Generics unit Sandoz had 4% sales growth in the third quarter, matching the overall revenue increase for its parent company Novartis
In September, a trade group representing generic drug manufacturers in Europe cautioned (PDF) of dire consequences from a confluence of events, including the pandemic, the Ukraine conflict and the soaring costs of energy, transportation and raw materials.
But, less than a month later, the world’s second-largest generics player by revenue, Novartis’ Sandoz unit, brushed off the gloom and doom on its home continent.
“It’s not a topic of concern,” Novartis CEO Vas Narasimhan, M.D., said in a conference call as the company reported its third-quarter earnings.
Rising energy costs can be offset by efficiency measures, Narasimhan said, so the company expects to continue to provide drugs to all markets, worldwide and in Europe.
“We believe we have built adequate contingency plans for energy to ensure our plants are adequately supplied and similarly are able to offset inflation through productivity measures,” Narasimhan said.

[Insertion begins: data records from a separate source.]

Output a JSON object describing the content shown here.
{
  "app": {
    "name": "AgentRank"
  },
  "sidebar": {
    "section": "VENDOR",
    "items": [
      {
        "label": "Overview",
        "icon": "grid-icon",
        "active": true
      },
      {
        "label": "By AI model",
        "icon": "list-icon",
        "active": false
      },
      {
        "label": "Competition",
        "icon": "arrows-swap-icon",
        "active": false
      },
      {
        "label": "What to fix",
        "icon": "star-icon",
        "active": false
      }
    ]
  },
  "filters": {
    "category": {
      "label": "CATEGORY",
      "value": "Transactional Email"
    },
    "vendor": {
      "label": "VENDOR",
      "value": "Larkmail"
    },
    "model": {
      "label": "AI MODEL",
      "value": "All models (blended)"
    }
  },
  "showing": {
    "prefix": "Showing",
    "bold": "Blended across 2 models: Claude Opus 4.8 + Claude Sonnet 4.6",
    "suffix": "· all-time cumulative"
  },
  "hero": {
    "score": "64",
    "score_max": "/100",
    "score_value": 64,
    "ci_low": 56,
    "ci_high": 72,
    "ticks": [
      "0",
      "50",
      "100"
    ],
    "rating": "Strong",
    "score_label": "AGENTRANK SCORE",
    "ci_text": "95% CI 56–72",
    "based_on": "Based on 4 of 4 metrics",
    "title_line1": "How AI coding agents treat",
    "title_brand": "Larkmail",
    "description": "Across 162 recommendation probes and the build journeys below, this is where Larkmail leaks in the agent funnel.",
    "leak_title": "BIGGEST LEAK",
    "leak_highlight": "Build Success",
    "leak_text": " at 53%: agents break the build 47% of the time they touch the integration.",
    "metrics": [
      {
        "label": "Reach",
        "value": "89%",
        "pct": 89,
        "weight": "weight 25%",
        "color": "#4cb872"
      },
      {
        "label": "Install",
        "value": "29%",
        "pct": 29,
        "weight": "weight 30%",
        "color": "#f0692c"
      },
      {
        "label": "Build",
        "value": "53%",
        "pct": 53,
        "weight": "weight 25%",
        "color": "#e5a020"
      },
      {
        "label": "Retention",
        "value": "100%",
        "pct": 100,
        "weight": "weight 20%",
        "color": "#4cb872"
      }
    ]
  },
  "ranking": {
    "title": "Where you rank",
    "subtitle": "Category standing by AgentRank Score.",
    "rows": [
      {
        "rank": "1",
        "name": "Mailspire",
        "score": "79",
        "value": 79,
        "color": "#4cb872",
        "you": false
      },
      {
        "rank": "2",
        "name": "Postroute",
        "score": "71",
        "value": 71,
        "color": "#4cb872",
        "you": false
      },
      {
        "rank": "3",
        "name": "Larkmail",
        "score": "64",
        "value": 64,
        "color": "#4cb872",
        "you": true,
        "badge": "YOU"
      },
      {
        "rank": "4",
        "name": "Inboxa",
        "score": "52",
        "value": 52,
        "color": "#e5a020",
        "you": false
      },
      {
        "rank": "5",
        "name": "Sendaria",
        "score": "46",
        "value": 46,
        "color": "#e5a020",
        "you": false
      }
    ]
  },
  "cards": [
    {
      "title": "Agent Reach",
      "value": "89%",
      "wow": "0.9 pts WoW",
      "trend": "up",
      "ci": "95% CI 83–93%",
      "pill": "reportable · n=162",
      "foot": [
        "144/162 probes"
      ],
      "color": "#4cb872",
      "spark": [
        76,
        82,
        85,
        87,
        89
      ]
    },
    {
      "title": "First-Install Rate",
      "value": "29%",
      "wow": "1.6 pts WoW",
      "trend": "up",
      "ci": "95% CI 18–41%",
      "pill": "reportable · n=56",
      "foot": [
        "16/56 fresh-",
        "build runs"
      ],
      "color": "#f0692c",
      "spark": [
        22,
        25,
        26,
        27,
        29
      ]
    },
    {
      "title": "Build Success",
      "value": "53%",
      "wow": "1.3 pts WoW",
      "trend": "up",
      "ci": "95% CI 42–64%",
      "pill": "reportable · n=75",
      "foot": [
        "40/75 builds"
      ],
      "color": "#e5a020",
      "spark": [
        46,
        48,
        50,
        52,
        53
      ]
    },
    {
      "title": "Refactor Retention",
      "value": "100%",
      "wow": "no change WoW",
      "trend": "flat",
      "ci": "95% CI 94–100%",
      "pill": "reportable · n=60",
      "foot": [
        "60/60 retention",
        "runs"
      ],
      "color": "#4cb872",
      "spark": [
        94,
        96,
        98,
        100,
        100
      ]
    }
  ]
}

In August, Novartis said it would spin Sandoz off into a publicly traded, standalone business sometime in 2023, allowing the company to fully focus on its more profitable innovative medicines business.
In the third quarter, however, Sandoz did its part as its 4% sales growth matched (PDF) the overall revenue increase for Novartis. For the first nine months of the year, Sandoz’s sales were up 6%, compared with 5% for the company overall.
Still being under the umbrella of powerhouse Novartis gives Sandoz plenty of cover, the CEO admitted.
“I could imagine that more broadly in the generic sector, this could be very challenging as the winter comes,” Narasimhan said. “So, we’ll have to see how things evolve.”
Four weeks ago, Medicines for Europe asked the EU to recognize the essential role generic drugs play and to lower energy costs for the sector, because companies are prohibited from raising prices in Europe due to its reference pricing system.